Outros dois estudos foram conduzidos buscando-se comparar a avaliação fonoaudiológica clínica da tensão lingual com a avaliação quantitativa da força axial produzida por este órgão, tanto em adultos quanto em crianças. Em ambos os casos a avaliação objetiva foi capaz de refletir as alterações clínicas observadas na avaliação subjetiva da força axial da língua humana, demonstrando eficácia na complementação das avaliações fonoaudiológicas. No grupo de adultos foram avaliados sete indivíduos, com idades entre 19 e 24 anos, tendo os valores médios de força variado de 7,5 a 17 Newtons nos indivíduos classificados como portadores de língua normotensa. Já nos participantes que apresentaram tensão diminuída da musculatura da língua, os valores médios encontrados foram de 4,8 a 5,7 Newtons. No estudo conduzido com crianças pesquisou-se 17 casos com idade entre 6 e 12 anos, tendo sido observado que as crianças que apresentaram hipotensão lingual de acordo com a avaliação clínica obtiveram valores médios de força entre 1,4 e 2,6 Newtons na avaliação objetiva. Já as crianças com tensão adequada deste órgão durante a observação clínica apresentaram valores médios de força entre 1,4 e 10,2 Newtons. Alguns estudos de caso também têm sido conduzidos buscando-se pesquisar aplicabilidades e limitações do aparelho
Atualmente o grupo se papara para aplicar o instrumento nos mais diversos tipos de alterações miofuncionais orofaciais, além de buscar uma amostra significativa para o estabelecimento de padrões de normalidade. O próximo desafio será desenvolver um método para medir a pressão da língua no palato durante a fonação e deglutição.

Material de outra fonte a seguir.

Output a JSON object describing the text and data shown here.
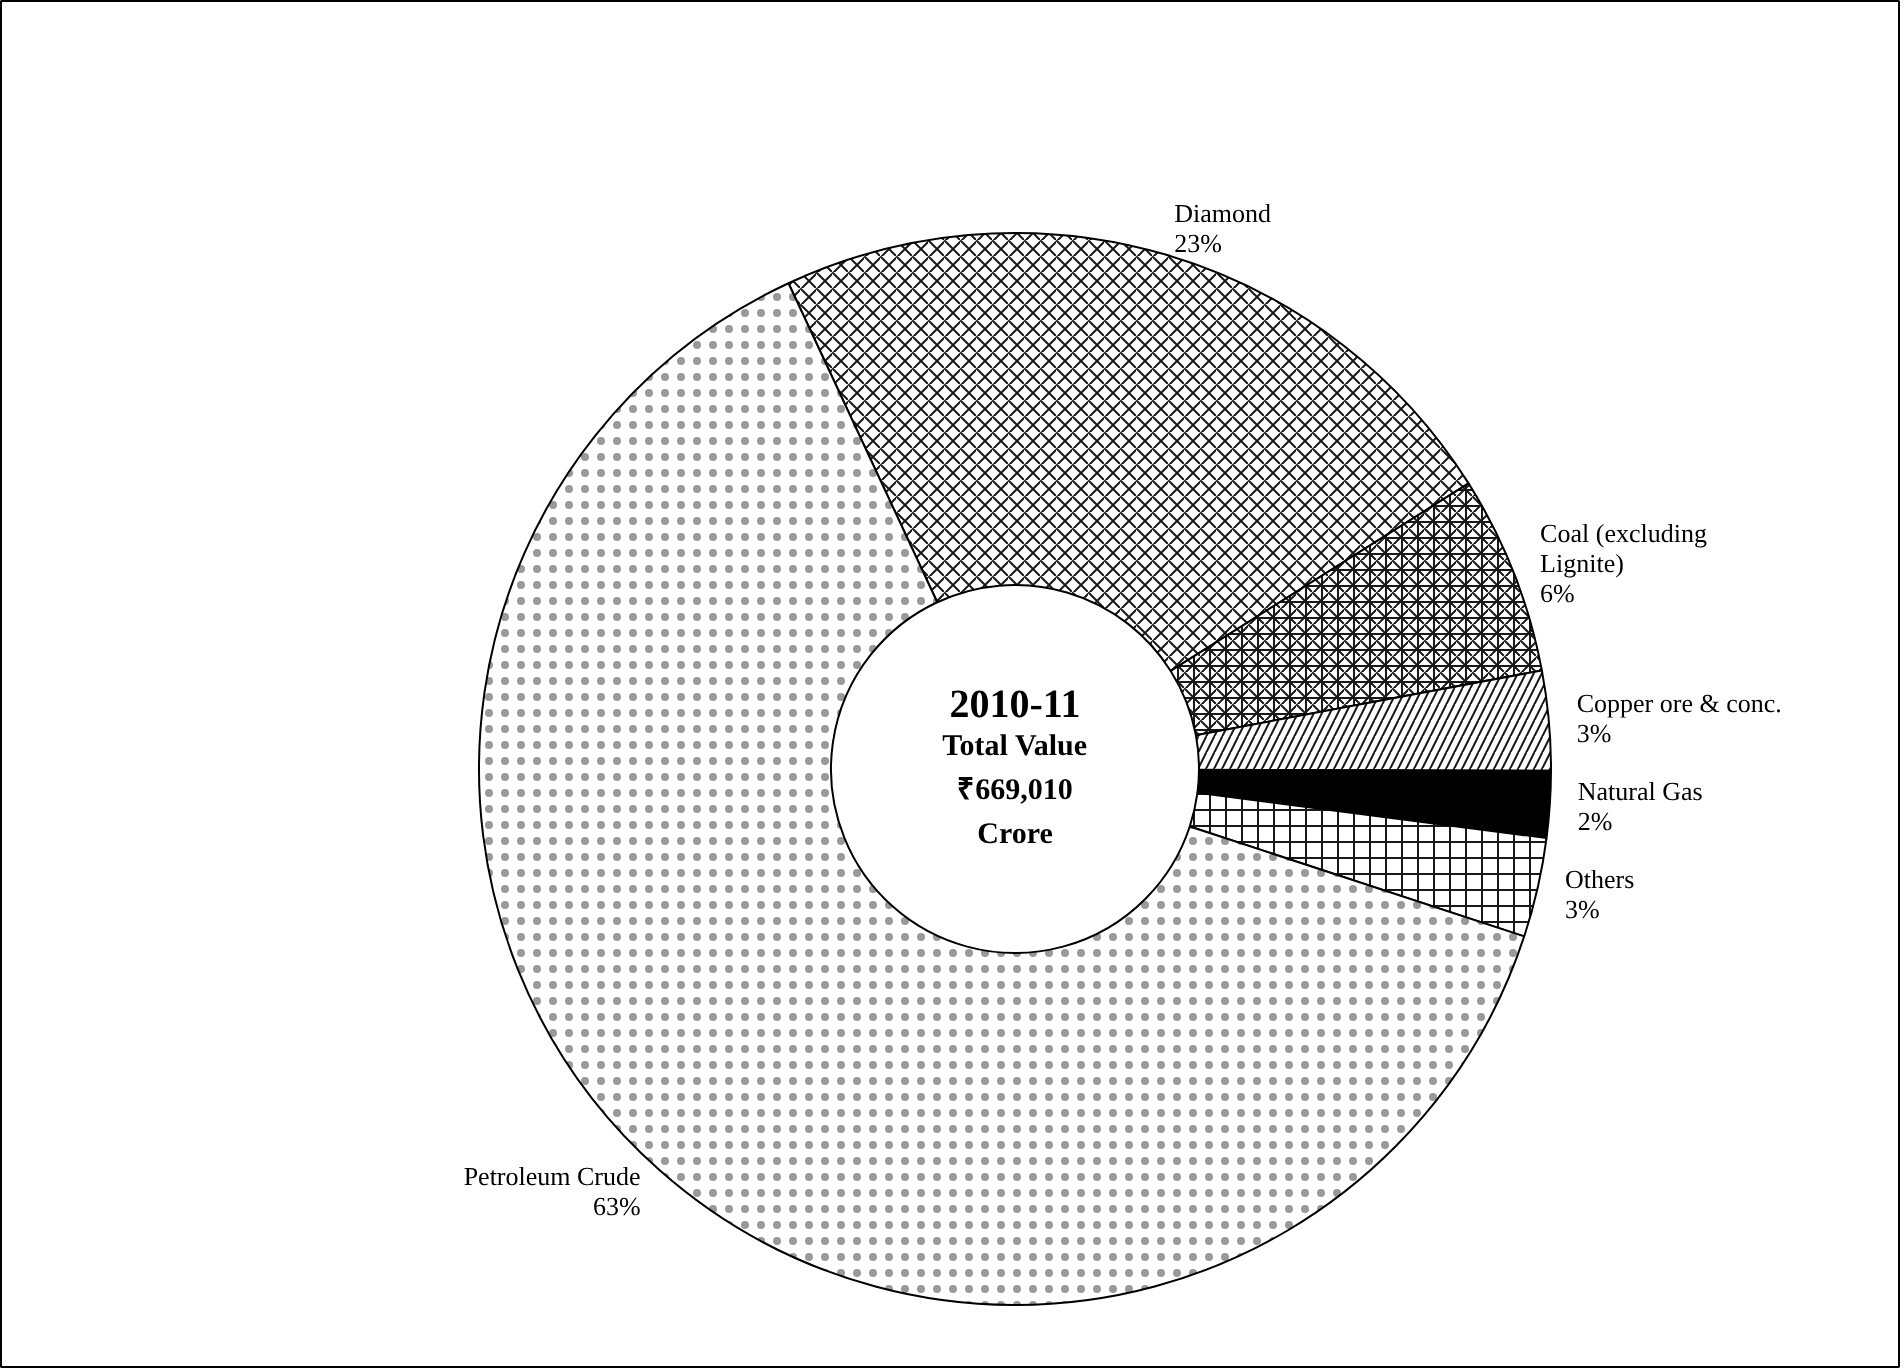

A oportunidade de trabalho no Grupo de Engenharia Biomecânica da Universidade Federal de Minas Gerais tem proporcionado à Fonoaudiologia a possibilidade de vivenciar a interdisciplinaridade em um campo incomum, despertando idéias e projetos que poderão auxiliar os profissionais nos processos de diagnóstico e tratamento. É apenas mais uma porta que se abre em um vasto campo de possibilidades que uma profissão tão rica e diversificada oferece.